Problems with the Intel video cards

Everything about the update is ready and tested, but what holds us back is a problem with the Intel videocards under Windows.
Under some circumstances (not often, that is), they will not display any 3D stuff. That happens at night only, in some areas.

Given the fact that none of the developers or programmers have such a video card, it is very difficult to fix it.
While we have a 'no one left behind' policy, that is, we try not to release a client until it works fine on everyone's computers, this time we might have to make an exception, which means release the client and then if we find the bug later, issue a patch. This is not a critical bug, because the game is still pretty enjoyable, except that in some areas you need to turn the camera around to see stuff. And given the fact that it affects few players, I decided to just go on with the update.
Probably we'll have a new client for pre-download on Monday, then have the update on Tuesday.

17 May 2007

Status report

We released a RC a few days ago, and, as expected, there were a few problems.
Now most of them are fixed, and we'll have another RC tomorrow.
There is at least one client crashing bug, which happens when fighting armed orcs, and possibly some other monsters, but the problem is that it doesn't affect everyone.
In fact, very few people are affected, so that makes debugging quite hard.
The good thing is that KarenRei's client can crash via fighting armed orcs, so last night we worked at this problem (well, she did the debugging while I did the orcs summoning/fighting). Hopefully she will be able to fix it tonight, and if not, prior to the update.

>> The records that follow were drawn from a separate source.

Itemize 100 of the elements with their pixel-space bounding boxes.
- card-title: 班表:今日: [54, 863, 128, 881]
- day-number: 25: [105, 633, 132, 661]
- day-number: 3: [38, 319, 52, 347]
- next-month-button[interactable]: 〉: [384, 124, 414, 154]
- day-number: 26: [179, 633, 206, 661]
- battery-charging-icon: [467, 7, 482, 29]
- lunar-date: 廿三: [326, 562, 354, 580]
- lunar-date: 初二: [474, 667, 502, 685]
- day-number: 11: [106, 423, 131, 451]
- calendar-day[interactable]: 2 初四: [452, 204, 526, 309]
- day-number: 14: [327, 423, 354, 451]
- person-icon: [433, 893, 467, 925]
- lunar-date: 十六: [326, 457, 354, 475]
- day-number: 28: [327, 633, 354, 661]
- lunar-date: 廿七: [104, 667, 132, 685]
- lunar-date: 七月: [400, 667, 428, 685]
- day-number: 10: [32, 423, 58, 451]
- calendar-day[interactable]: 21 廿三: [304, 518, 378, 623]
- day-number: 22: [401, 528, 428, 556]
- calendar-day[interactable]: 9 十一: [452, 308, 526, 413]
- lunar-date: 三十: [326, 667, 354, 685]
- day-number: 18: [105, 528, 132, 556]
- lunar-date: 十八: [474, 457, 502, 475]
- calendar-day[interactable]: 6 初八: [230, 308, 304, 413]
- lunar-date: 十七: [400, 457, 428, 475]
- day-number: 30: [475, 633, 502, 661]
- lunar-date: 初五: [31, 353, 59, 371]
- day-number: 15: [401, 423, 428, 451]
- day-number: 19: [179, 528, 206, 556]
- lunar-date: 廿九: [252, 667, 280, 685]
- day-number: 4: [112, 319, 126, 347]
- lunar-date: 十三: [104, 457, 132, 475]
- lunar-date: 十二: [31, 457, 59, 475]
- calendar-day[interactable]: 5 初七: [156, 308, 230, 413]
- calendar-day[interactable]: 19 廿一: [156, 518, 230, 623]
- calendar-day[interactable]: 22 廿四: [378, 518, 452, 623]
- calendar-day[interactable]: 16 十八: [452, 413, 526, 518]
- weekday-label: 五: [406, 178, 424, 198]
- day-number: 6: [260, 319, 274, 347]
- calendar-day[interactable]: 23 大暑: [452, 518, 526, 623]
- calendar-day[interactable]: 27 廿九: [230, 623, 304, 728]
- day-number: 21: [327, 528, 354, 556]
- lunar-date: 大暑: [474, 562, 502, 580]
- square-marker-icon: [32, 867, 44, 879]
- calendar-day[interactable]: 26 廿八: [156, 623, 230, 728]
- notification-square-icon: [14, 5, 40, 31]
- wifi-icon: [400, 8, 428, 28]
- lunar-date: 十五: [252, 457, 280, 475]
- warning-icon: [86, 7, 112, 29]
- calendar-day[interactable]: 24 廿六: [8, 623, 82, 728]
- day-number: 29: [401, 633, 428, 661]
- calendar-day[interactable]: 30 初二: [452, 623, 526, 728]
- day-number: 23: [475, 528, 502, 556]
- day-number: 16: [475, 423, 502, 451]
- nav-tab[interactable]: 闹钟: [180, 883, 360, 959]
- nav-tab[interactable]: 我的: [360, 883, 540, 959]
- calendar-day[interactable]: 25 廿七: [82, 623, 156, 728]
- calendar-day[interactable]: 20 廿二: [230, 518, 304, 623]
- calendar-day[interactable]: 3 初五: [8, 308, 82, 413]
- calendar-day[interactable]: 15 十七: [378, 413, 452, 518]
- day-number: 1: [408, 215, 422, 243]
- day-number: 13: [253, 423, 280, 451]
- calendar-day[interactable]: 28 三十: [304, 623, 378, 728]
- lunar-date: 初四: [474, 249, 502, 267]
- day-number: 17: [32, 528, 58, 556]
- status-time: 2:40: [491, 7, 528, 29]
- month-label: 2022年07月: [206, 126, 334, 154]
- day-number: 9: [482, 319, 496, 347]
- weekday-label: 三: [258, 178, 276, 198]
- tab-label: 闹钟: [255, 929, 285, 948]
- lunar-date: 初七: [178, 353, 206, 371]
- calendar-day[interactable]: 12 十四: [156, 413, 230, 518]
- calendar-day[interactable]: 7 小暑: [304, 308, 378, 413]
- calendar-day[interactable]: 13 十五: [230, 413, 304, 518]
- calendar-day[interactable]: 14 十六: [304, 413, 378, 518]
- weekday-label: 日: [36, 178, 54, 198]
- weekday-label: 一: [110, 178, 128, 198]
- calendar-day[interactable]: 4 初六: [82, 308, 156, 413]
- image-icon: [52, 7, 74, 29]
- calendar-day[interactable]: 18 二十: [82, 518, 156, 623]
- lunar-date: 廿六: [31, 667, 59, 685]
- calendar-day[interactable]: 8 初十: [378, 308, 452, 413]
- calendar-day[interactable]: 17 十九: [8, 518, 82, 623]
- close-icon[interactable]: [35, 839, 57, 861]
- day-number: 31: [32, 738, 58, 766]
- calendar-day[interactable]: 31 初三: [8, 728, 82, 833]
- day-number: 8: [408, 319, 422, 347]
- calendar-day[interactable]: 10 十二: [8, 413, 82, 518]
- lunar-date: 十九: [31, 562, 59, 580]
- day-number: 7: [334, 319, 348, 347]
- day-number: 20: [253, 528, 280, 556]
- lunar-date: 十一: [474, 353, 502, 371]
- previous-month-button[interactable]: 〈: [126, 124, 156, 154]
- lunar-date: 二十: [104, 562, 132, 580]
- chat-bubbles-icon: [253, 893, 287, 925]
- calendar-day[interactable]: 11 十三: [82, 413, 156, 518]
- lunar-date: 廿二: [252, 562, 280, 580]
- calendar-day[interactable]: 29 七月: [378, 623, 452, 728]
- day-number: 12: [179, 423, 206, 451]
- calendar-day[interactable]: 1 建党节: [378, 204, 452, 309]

One thing is certain: the client is looking much better with the new special effects, but there is a severe cost in the frame rate, when there are too many effects in the game at once. When we are ready with this update, we'll be looking into using vertex shaders for some of them, which should significantly improve the speed. There are a lot of new plans for the future clients, and I'll post some of them here in the near future.

12 May 2007

The Release Candidate is almost there

Most of the bugs and problems have been fixed, so this coming week there should be a RC available, and depending on how it goes, we should have the update before the end of the month.

Meanwhile, I did a lot of server stuff, like adding new monsters, changing some spawns around, the new books for the Engineering skill, new manufacture formulas, a new harvesting resource, adding new items and changing some item images (for the items we didn't have images before), and all kind of other behind the scenes work.

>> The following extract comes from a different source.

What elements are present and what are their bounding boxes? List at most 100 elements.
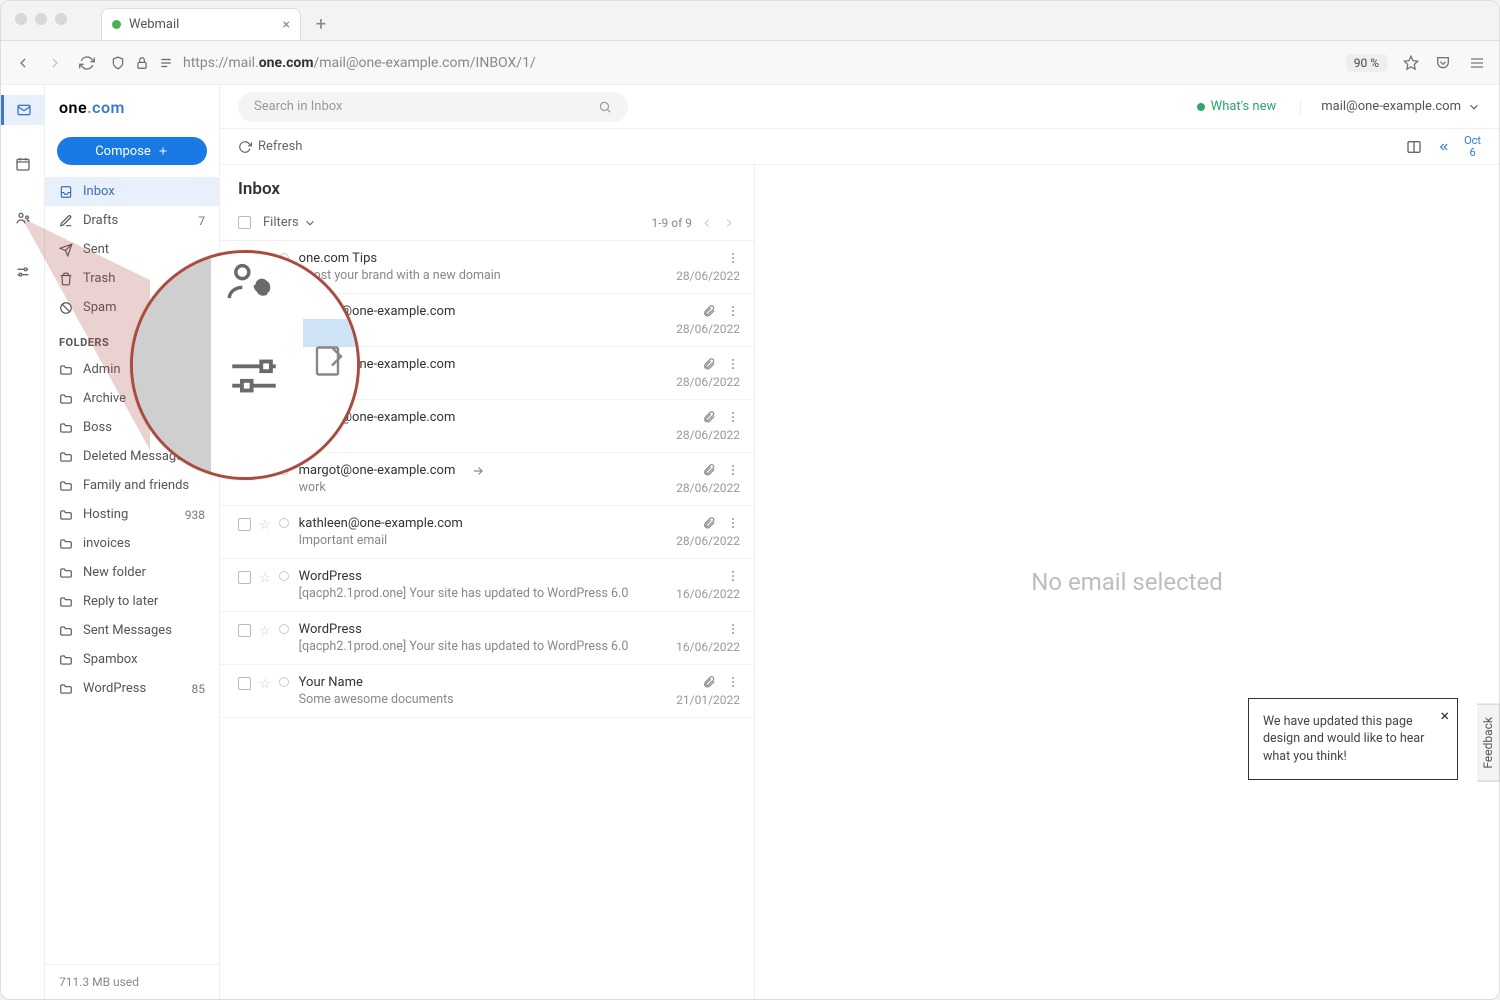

Of course, they will need to be tested on the test server before we have the update, so, unfortunately, we can't surprise the players (at least not those that bother to test stuff on the test server). But then again, we have a pretty open development policy, and we don't have many secrets about upcoming releases. For example, the yesterday's update had all the new engineering books, so people know what to expect from this skill.

05 May 2007

Getting closer to the update

The update was planned for sometime in May, and we are making good progress.
It seems that each new client has fewer problems than the one before it, although some people still report isolated crashes and performance problems with the new particle systems (the eye candy).
If everything goes well, I plan to have a RC (release Candidate) by the end of next week, and an update around 20th of May.

This update will add a new skill (Engineering), new armors and weapons, new animals, and, for the first time in a long time, no public new maps (we do have some guild maps, and fixes to existing maps).

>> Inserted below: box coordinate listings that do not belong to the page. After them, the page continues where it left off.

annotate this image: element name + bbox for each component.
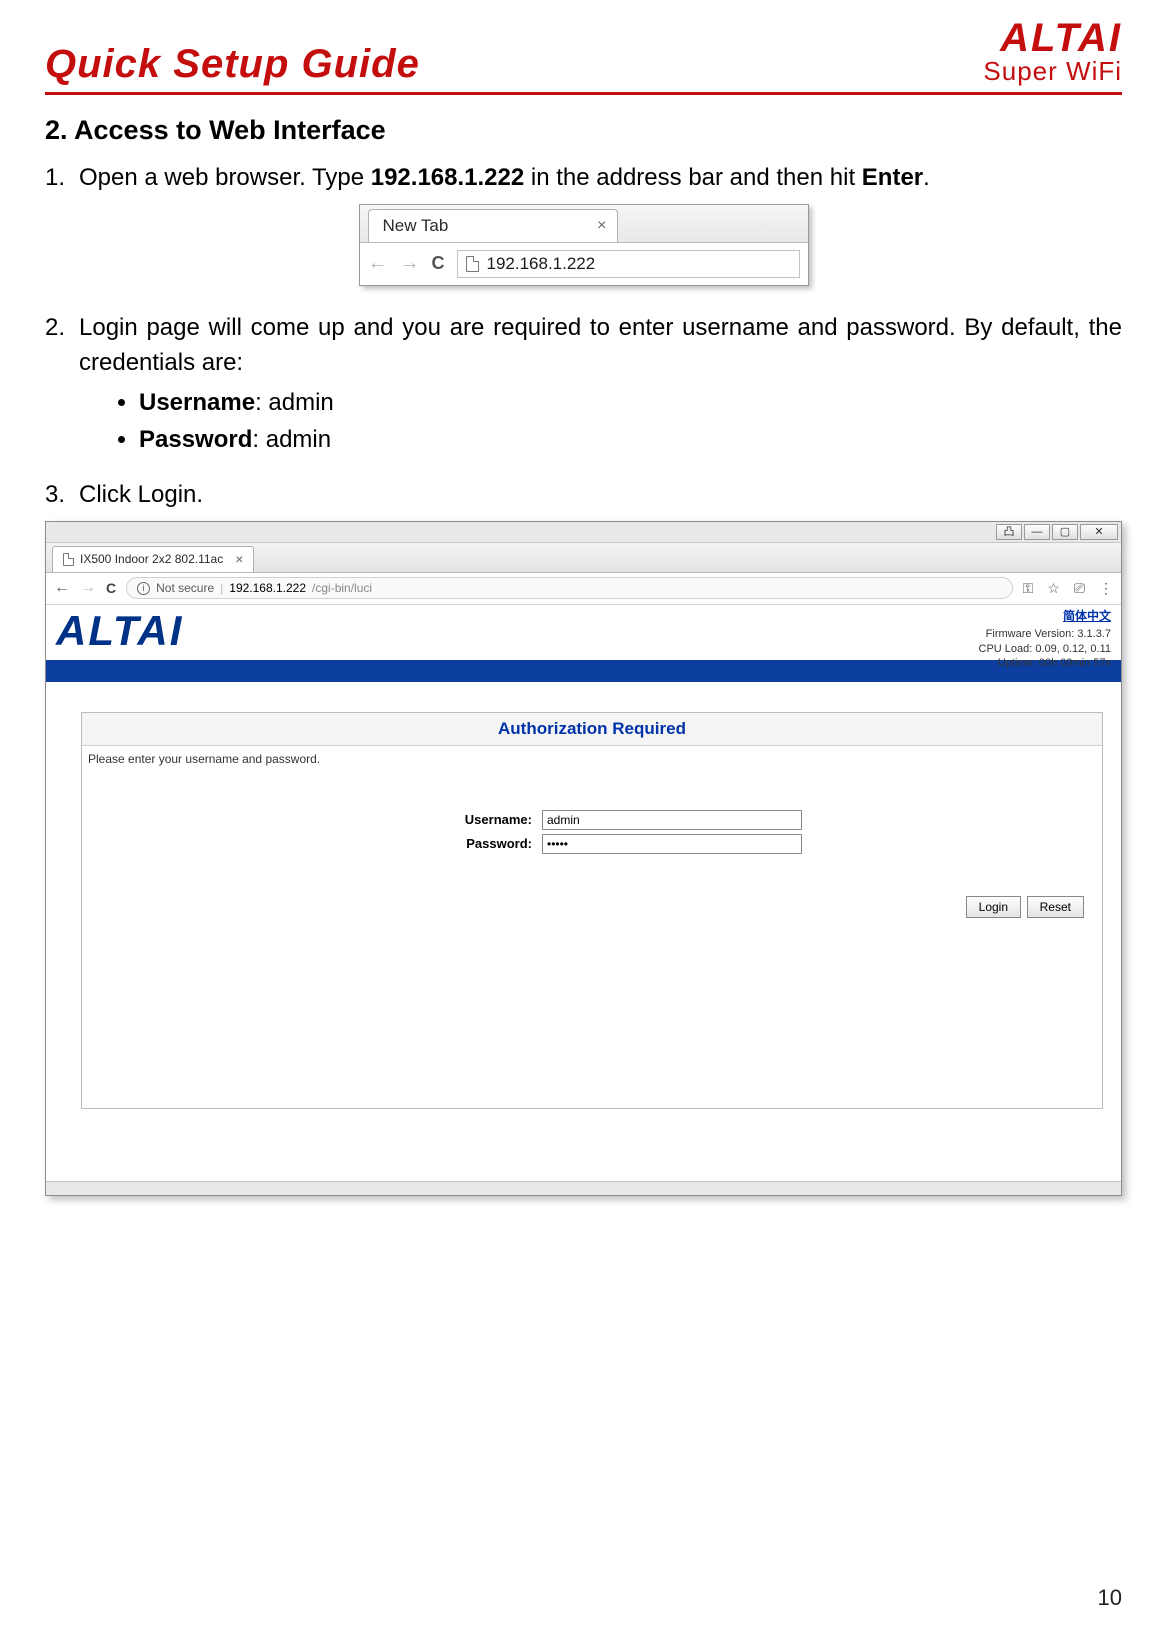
login-form: Username: Password: <box>82 766 1102 878</box>
tab-strip: New Tab × <box>360 205 808 243</box>
maximize-icon[interactable]: ▢ <box>1052 524 1078 540</box>
step-number: 1. <box>45 161 79 196</box>
close-icon[interactable]: × <box>597 217 606 235</box>
browser-screenshot-small: New Tab × ← → C 192.168.1.222 <box>359 204 809 286</box>
username-label: Username: <box>382 812 532 827</box>
login-panel: Authorization Required Please enter your… <box>81 712 1103 1109</box>
language-link[interactable]: 简体中文 <box>979 609 1112 625</box>
key-icon[interactable]: ⚿ <box>1023 580 1034 597</box>
page-body: ALTAI 简体中文 Firmware Version: 3.1.3.7 CPU… <box>46 605 1121 1195</box>
url-path: /cgi-bin/luci <box>312 581 372 595</box>
step-number: 2. <box>45 311 79 468</box>
step-number: 3. <box>45 478 79 513</box>
key-enter: Enter <box>862 164 923 191</box>
ip-address: 192.168.1.222 <box>371 164 524 191</box>
password-label: Password <box>139 426 252 453</box>
reload-icon[interactable]: C <box>106 580 116 596</box>
nav-strip <box>46 660 1121 682</box>
section-title: Access to Web Interface <box>74 115 386 145</box>
step-body: Click Login. <box>79 478 1122 513</box>
list-item: Username: admin <box>139 386 1122 421</box>
browser-tab[interactable]: IX500 Indoor 2x2 802.11ac × <box>52 546 254 572</box>
forward-icon[interactable]: → <box>400 252 420 275</box>
login-screenshot: 凸 — ▢ ✕ IX500 Indoor 2x2 802.11ac × ← → … <box>45 521 1122 1196</box>
logo-text: ALTAI <box>983 20 1122 56</box>
url-host: 192.168.1.222 <box>229 581 306 595</box>
firmware-line: Firmware Version: 3.1.3.7 <box>986 628 1111 640</box>
step-1: 1. Open a web browser. Type 192.168.1.22… <box>45 161 1122 196</box>
star-icon[interactable]: ☆ <box>1047 580 1060 597</box>
horizontal-scrollbar[interactable] <box>46 1181 1121 1195</box>
brand-logo: ALTAI Super WiFi <box>983 20 1122 87</box>
username-row: Username: <box>82 810 1102 830</box>
back-icon[interactable]: ← <box>54 579 70 597</box>
button-row: Login Reset <box>82 878 1102 918</box>
username-input[interactable] <box>542 810 802 830</box>
url-text: 192.168.1.222 <box>487 254 596 274</box>
back-icon[interactable]: ← <box>368 252 388 275</box>
tab-title: IX500 Indoor 2x2 802.11ac <box>80 552 223 566</box>
logo-subtext: Super WiFi <box>983 56 1122 87</box>
section-number: 2. <box>45 115 68 145</box>
toolbar: ← → C i Not secure | 192.168.1.222/cgi-b… <box>46 573 1121 605</box>
uptime-line: Uptime: 00h 09min 57s <box>998 657 1111 669</box>
doc-title: Quick Setup Guide <box>45 42 420 87</box>
step-body: Open a web browser. Type 192.168.1.222 i… <box>79 161 1122 196</box>
login-button[interactable]: Login <box>966 896 1021 918</box>
step-body: Login page will come up and you are requ… <box>79 311 1122 468</box>
tab-title: New Tab <box>383 216 449 236</box>
step-2: 2. Login page will come up and you are r… <box>45 311 1122 468</box>
minimize-icon[interactable]: — <box>1024 524 1050 540</box>
password-label: Password: <box>382 836 532 851</box>
file-icon <box>63 553 74 566</box>
step-3: 3. Click Login. <box>45 478 1122 513</box>
window-controls: 凸 — ▢ ✕ <box>46 522 1121 543</box>
toolbar: ← → C 192.168.1.222 <box>360 243 808 285</box>
section-heading: 2. Access to Web Interface <box>45 115 1122 146</box>
address-bar[interactable]: i Not secure | 192.168.1.222/cgi-bin/luc… <box>126 577 1012 599</box>
close-icon[interactable]: × <box>235 551 243 567</box>
security-text: Not secure <box>156 581 214 595</box>
password-row: Password: <box>82 834 1102 854</box>
password-input[interactable] <box>542 834 802 854</box>
tab-strip: IX500 Indoor 2x2 802.11ac × <box>46 543 1121 573</box>
page-header: Quick Setup Guide ALTAI Super WiFi <box>45 20 1122 95</box>
reset-button[interactable]: Reset <box>1027 896 1084 918</box>
forward-icon[interactable]: → <box>80 579 96 597</box>
cpu-line: CPU Load: 0.09, 0.12, 0.11 <box>979 643 1112 655</box>
info-icon[interactable]: i <box>137 582 150 595</box>
username-label: Username <box>139 389 255 416</box>
cast-icon[interactable]: ⎚ <box>1074 580 1085 597</box>
auth-hint: Please enter your username and password. <box>82 746 1102 766</box>
browser-tab[interactable]: New Tab × <box>368 209 618 242</box>
credentials-list: Username: admin Password: admin <box>119 386 1122 458</box>
toolbar-right: ⚿ ☆ ⎚ ⋮ <box>1023 580 1113 597</box>
address-bar[interactable]: 192.168.1.222 <box>457 250 800 278</box>
reload-icon[interactable]: C <box>432 253 445 274</box>
menu-icon[interactable]: ⋮ <box>1099 580 1113 597</box>
list-item: Password: admin <box>139 423 1122 458</box>
status-block: 简体中文 Firmware Version: 3.1.3.7 CPU Load:… <box>979 609 1112 670</box>
profile-icon[interactable]: 凸 <box>996 524 1022 540</box>
altai-logo: ALTAI <box>46 605 193 655</box>
auth-title: Authorization Required <box>82 713 1102 746</box>
close-icon[interactable]: ✕ <box>1080 524 1118 540</box>
page-number: 10 <box>1098 1585 1122 1611</box>
file-icon <box>466 256 479 272</box>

Meanwhile, while waiting for the client to be fixed, I am doing some behind the scene server fixes and code cleanup, plus adding the new monsters, items and books. The manufacturing formulas for the new things will be added after the update.

Once we are done with it, we will be working at implementing the missile system on the client, land mines and caltrops, new special effects, and various other improvements. It is yet too early to have a date for the client update coming after this one, but I would like to have it in October (longer release times allows the client developers to add moe reliable code, since no one likes to work under pressure).